We heard about police upping patrols around North London, and Scotland Yard leaving ‘no stone unturned’ in their hunt for the murderer. Again, I begged my mother to change her hairstyle, wear heels to give her some height. Again, she refused to ‘humour’ me.

There’s a limit to how much you can write about something that’s no longer happening. With no new killings, the amount of newsprint devoted to the Shadow began to dwindle, other world events taking over the pages.

Erika Roe streaking across the pitch during the England–Australia rugby union match. Madness getting into the Top Ten. The Queen opening the Barbican Centre.

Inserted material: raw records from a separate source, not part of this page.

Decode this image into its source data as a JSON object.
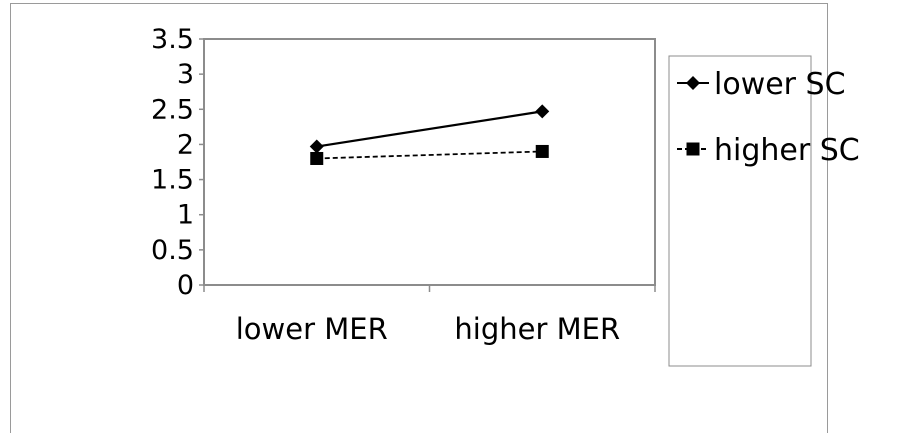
{
  "chart_data": {
    "type": "line",
    "categories": [
      "lower MER",
      "higher MER"
    ],
    "series": [
      {
        "name": "lower SC",
        "values": [
          1.97,
          2.47
        ],
        "marker": "diamond",
        "line": "solid",
        "color": "#000000"
      },
      {
        "name": "higher SC",
        "values": [
          1.8,
          1.9
        ],
        "marker": "square",
        "line": "dashed",
        "color": "#000000"
      }
    ],
    "ylim": [
      0,
      3.5
    ],
    "yticks": [
      "0",
      "0.5",
      "1",
      "1.5",
      "2",
      "2.5",
      "3",
      "3.5"
    ],
    "grid": false,
    "legend_position": "right"
  }
}
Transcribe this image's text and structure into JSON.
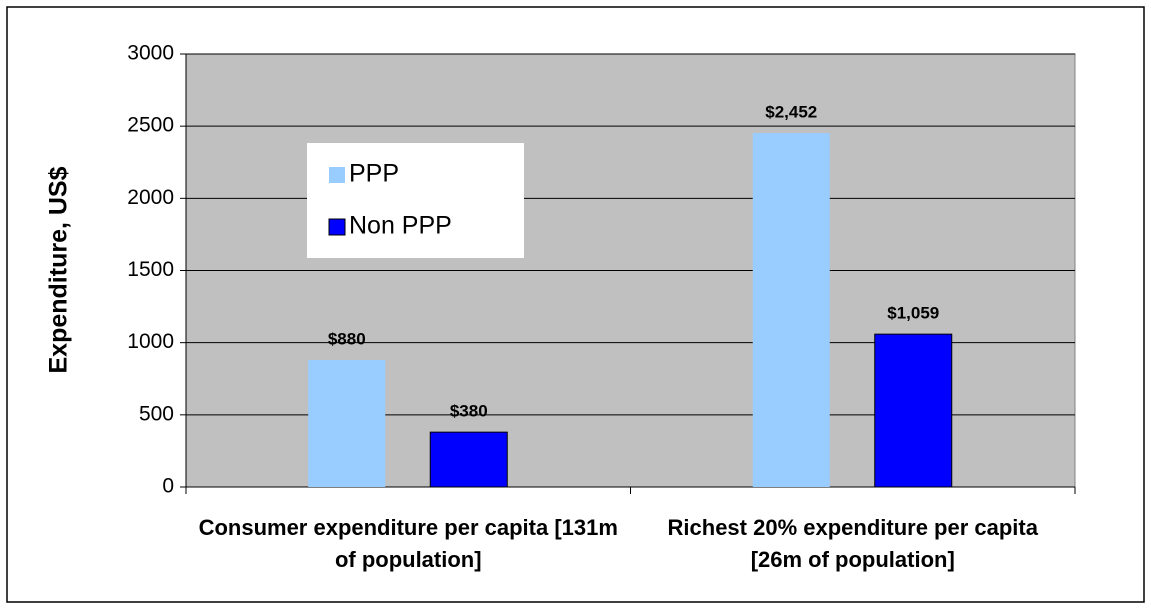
{
  "chart_data": {
    "type": "bar",
    "y_label": "Expenditure, US$",
    "categories": [
      "Consumer expenditure per capita [131m of population]",
      "Richest 20% expenditure per capita [26m of population]"
    ],
    "series": [
      {
        "name": "PPP",
        "color": "#99ccff",
        "values": [
          880,
          2452
        ],
        "value_labels": [
          "$880",
          "$2,452"
        ]
      },
      {
        "name": "Non PPP",
        "color": "#0000ff",
        "values": [
          380,
          1059
        ],
        "value_labels": [
          "$380",
          "$1,059"
        ]
      }
    ],
    "ylim": [
      0,
      3000
    ],
    "yticks": [
      0,
      500,
      1000,
      1500,
      2000,
      2500,
      3000
    ],
    "grid": true,
    "legend": "upper left"
  }
}
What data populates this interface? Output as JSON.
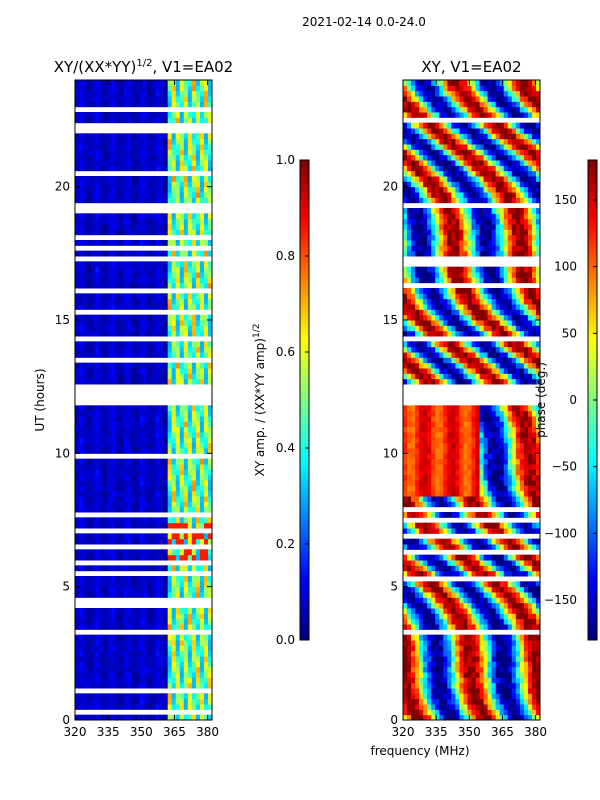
{
  "suptitle": "2021-02-14 0.0-24.0",
  "xlabel": "frequency (MHz)",
  "colors": {
    "jet_stops": [
      "#00007f",
      "#0000ff",
      "#007fff",
      "#00ffff",
      "#7fff7f",
      "#ffff00",
      "#ff7f00",
      "#ff0000",
      "#7f0000"
    ],
    "gap": "#ffffff",
    "frame": "#000000"
  },
  "chart_data": [
    {
      "type": "heatmap",
      "name": "amplitude",
      "title": "XY/(XX*YY)",
      "title_sup": "1/2",
      "title_suffix": ", V1=EA02",
      "xlabel": "",
      "ylabel": "UT (hours)",
      "xlim": [
        320,
        382
      ],
      "ylim": [
        0,
        24
      ],
      "xticks": [
        320,
        335,
        350,
        365,
        380
      ],
      "xtick_labels": [
        "320",
        "335",
        "350",
        "365",
        "380"
      ],
      "yticks": [
        0,
        5,
        10,
        15,
        20
      ],
      "ytick_labels": [
        "0",
        "5",
        "10",
        "15",
        "20"
      ],
      "colorbar": {
        "label": "XY amp. / (XX*YY amp)",
        "label_sup": "1/2",
        "range": [
          0.0,
          1.0
        ],
        "ticks": [
          0.0,
          0.2,
          0.4,
          0.6,
          0.8,
          1.0
        ],
        "tick_labels": [
          "0.0",
          "0.2",
          "0.4",
          "0.6",
          "0.8",
          "1.0"
        ]
      },
      "flagged_hour_ranges": [
        [
          0.3,
          0.45
        ],
        [
          1.05,
          1.12
        ],
        [
          1.4,
          1.48
        ],
        [
          1.8,
          1.86
        ],
        [
          2.0,
          2.06
        ],
        [
          2.8,
          2.86
        ],
        [
          3.3,
          3.5
        ],
        [
          3.8,
          3.86
        ],
        [
          4.3,
          4.36
        ],
        [
          4.5,
          4.55
        ],
        [
          4.75,
          4.8
        ],
        [
          5.5,
          5.65
        ],
        [
          5.9,
          5.95
        ],
        [
          6.45,
          6.5
        ],
        [
          6.8,
          6.86
        ],
        [
          7.1,
          7.15
        ],
        [
          7.4,
          7.45
        ],
        [
          7.7,
          7.75
        ],
        [
          7.95,
          8.05
        ],
        [
          9.85,
          9.95
        ],
        [
          11.85,
          12.7
        ],
        [
          13.5,
          13.55
        ],
        [
          14.3,
          14.4
        ],
        [
          14.8,
          14.85
        ],
        [
          15.3,
          15.35
        ],
        [
          16.1,
          16.15
        ],
        [
          16.75,
          16.8
        ],
        [
          17.2,
          17.5
        ],
        [
          17.7,
          17.75
        ],
        [
          18.1,
          18.15
        ],
        [
          18.6,
          18.65
        ],
        [
          19.1,
          19.4
        ],
        [
          20.5,
          20.65
        ],
        [
          21.2,
          21.25
        ],
        [
          21.6,
          21.65
        ],
        [
          22.1,
          22.35
        ],
        [
          22.55,
          22.6
        ],
        [
          22.9,
          22.95
        ]
      ],
      "features": {
        "low_band_mhz": [
          320,
          362
        ],
        "low_band_value": 0.05,
        "high_band_mhz": [
          362,
          382
        ],
        "high_band_value_range": [
          0.3,
          0.75
        ],
        "bright_hour_range": [
          6.0,
          7.3
        ],
        "bright_value": 0.85
      }
    },
    {
      "type": "heatmap",
      "name": "phase",
      "title": "XY, V1=EA02",
      "xlabel": "frequency (MHz)",
      "ylabel": "",
      "xlim": [
        320,
        382
      ],
      "ylim": [
        0,
        24
      ],
      "xticks": [
        320,
        335,
        350,
        365,
        380
      ],
      "xtick_labels": [
        "320",
        "335",
        "350",
        "365",
        "380"
      ],
      "yticks": [
        0,
        5,
        10,
        15,
        20
      ],
      "ytick_labels": [
        "0",
        "5",
        "10",
        "15",
        "20"
      ],
      "colorbar": {
        "label": "phase (deg.)",
        "range": [
          -180,
          180
        ],
        "ticks": [
          -150,
          -100,
          -50,
          0,
          50,
          100,
          150
        ],
        "tick_labels": [
          "−150",
          "−100",
          "−50",
          "0",
          "50",
          "100",
          "150"
        ]
      },
      "flagged_hour_ranges": [
        [
          0.15,
          0.2
        ],
        [
          0.6,
          0.65
        ],
        [
          1.6,
          1.65
        ],
        [
          2.2,
          2.25
        ],
        [
          3.3,
          3.45
        ],
        [
          4.4,
          4.45
        ],
        [
          5.2,
          5.3
        ],
        [
          5.8,
          5.85
        ],
        [
          6.3,
          6.35
        ],
        [
          6.9,
          6.95
        ],
        [
          7.5,
          7.55
        ],
        [
          7.9,
          8.0
        ],
        [
          8.2,
          8.25
        ],
        [
          11.85,
          12.7
        ],
        [
          13.4,
          13.45
        ],
        [
          14.2,
          14.3
        ],
        [
          14.8,
          14.85
        ],
        [
          15.6,
          15.65
        ],
        [
          16.3,
          16.35
        ],
        [
          17.1,
          17.4
        ],
        [
          18.0,
          18.05
        ],
        [
          18.6,
          18.7
        ],
        [
          19.3,
          19.35
        ],
        [
          20.0,
          20.05
        ],
        [
          20.6,
          20.7
        ],
        [
          21.4,
          21.45
        ],
        [
          22.0,
          22.05
        ],
        [
          22.5,
          22.6
        ]
      ],
      "features": {
        "in_phase_hour_range": [
          8.3,
          11.8
        ],
        "in_phase_mhz": [
          320,
          355
        ],
        "in_phase_value": 125
      }
    }
  ]
}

In other words, life fell back in line. I stopped seeing lurkers around every corner. Stopped listening to Des Banister, our creepy downstairs neighbour, coming home at all hours and running his engine under my window. Stopped wondering quite so much if there was a reason the Shadow’s victims looked so much like my mother.

The weather lifted and the snow began to thaw. The pigeon-coloured sky giving way to crystalline blue and bright winter sunshine.

‘Pathetic fallacy,’ my mother called it, her mood lifting too as she began to get used to Matty’s absence. ‘Put it in your “New Words Book”, Soph. It’ll impress the examiners.’

I secretly hated these faceless people on whose whims my future seemed to hang. And I hated having to do the 11+, was convinced I was going to crash and burn. My friends were all taking it too, but the stakes were higher for me.

To get a place at the prestigious local private high school, with its trips abroad and top of the range science labs, I’d need a bursary– a sort of scholarship where the fees were largely waived. No way we could have afforded it on what my mother earned otherwise.

‘It’s a total long shot,’ I said.

‘To give you the best shot,’ she replied.

Her education had been cut off by pregnancy. I never had the chance to make something of myself. And, in the way so many parents want for their children what they never had for themselves, she was determined I should have The best schooling possible so you can do whatever you want without having to change who you are.

‘So bright,’ my teachers told her. ‘Works so hard. A brilliant future ahead of her.’

I just had to get through the wretched tests first, every day mapped out on the revision timetable I stuck on my bedroom wall. Every day crossed off when it was done.

I didn’t want to talk about studying now though, didn’t want my mother to talk about it either. Let’s just enjoy our walk.

We were stamping about on Parliament Hill. I was trying to persuade her to get me a kite.

‘This is the perfect place to fly it,’ I said. ‘The open space. How high up we are.’